Do public spending cuts make government more efficient in the long run?

Public entities could emerge from the cost-trimming process less distracted by marginal activities, more focused on their fundamental role, and better structured to deliver what they exist to deliver.

Luke MacGregor/Reuters
A government department employee wears a high-visibility jacket with a crest in London on July 5. Cuts to Britain's public sector are bound to trigger strikes, the nation's biggest civil service union said on Monday, warning the government against taking harsh spending reductions to tackle a record budget deficit. Some argue though, that cutting public spending will make government more efficient in the long run.

Civil service unions find themselves firefighting on all fronts. Microphones are being thrust to record their outrage on the possibilities of 25% departmental cuts, then 40% cuts, then cuts in their pensions and redundancy payments. They've had to search the phone book to find plausible numbers of cuts in front-line policing and nursing. They've been expected to tell broadcasters that our children's future is at risk by stopping the school building programme dead in its tracks. Meanwhile, one minister says that rich over-60s should pay their own bus fares. The RAC says people should pay directly for the roads they use. Even the expense claims of Tony Blair's security staff are under public scrutiny. Where is it all going to end?

The point is that it shouldn't end. The magnifying glass has to be put over every part of the public sector. Do we really need new school buildings? Well, in many places we do, but in others that I know, the local people weren't even consulted, and thought that rebuilding was a complete waste of money. Should taxpayers really stump up for free bus passes, or winter fuel and Christmas bonuses, to wealthy pensioners? Or buy sweeties for Tony Blair's protection squad?

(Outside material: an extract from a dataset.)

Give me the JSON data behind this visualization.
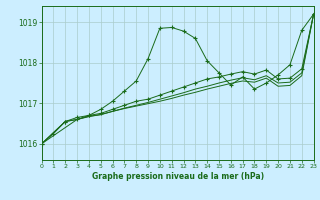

This isn't the usual overspent-government penny-pinching exercise. Sure, many a mickle mak's a muckle, and many a muckle adds up to quite a chunk of taxpayers' cash. But there are limits to what you can achieve by freezing pay or budgets, searching out efficiency cuts or salami-slicing a few percent from every budget: tell managers to make cuts and all that happens is that they tell their under-managers to make cuts, who tell their under-managers, and so on, until the only folk who get cut are the ones actually doing the work. You really do need to look at every job, and programme, and department, and ask whether you really need them at all.

Private-sector companies do this every day; and interestingly, since the election, time-and-motion firms say growing numbers of public bodies are asking their help too. What they will be told by the experts is to forget trying to pinch a penny here, another there. They need to take some time and conduct a fundamental review of what they exist for. Then they need to work out how those aims are best delivered – which might be by someone else – and cut out all the stuff which isn't part of their core purpose. They will emerge from that process less distracted by marginal activities, more focused on their fundamental role, and better structured to deliver what they exist to deliver. As part of that, it is perfectly right that they should think about how they would cope with budget cuts of 25%, 40%, even more, and what of value would be lost. If anything.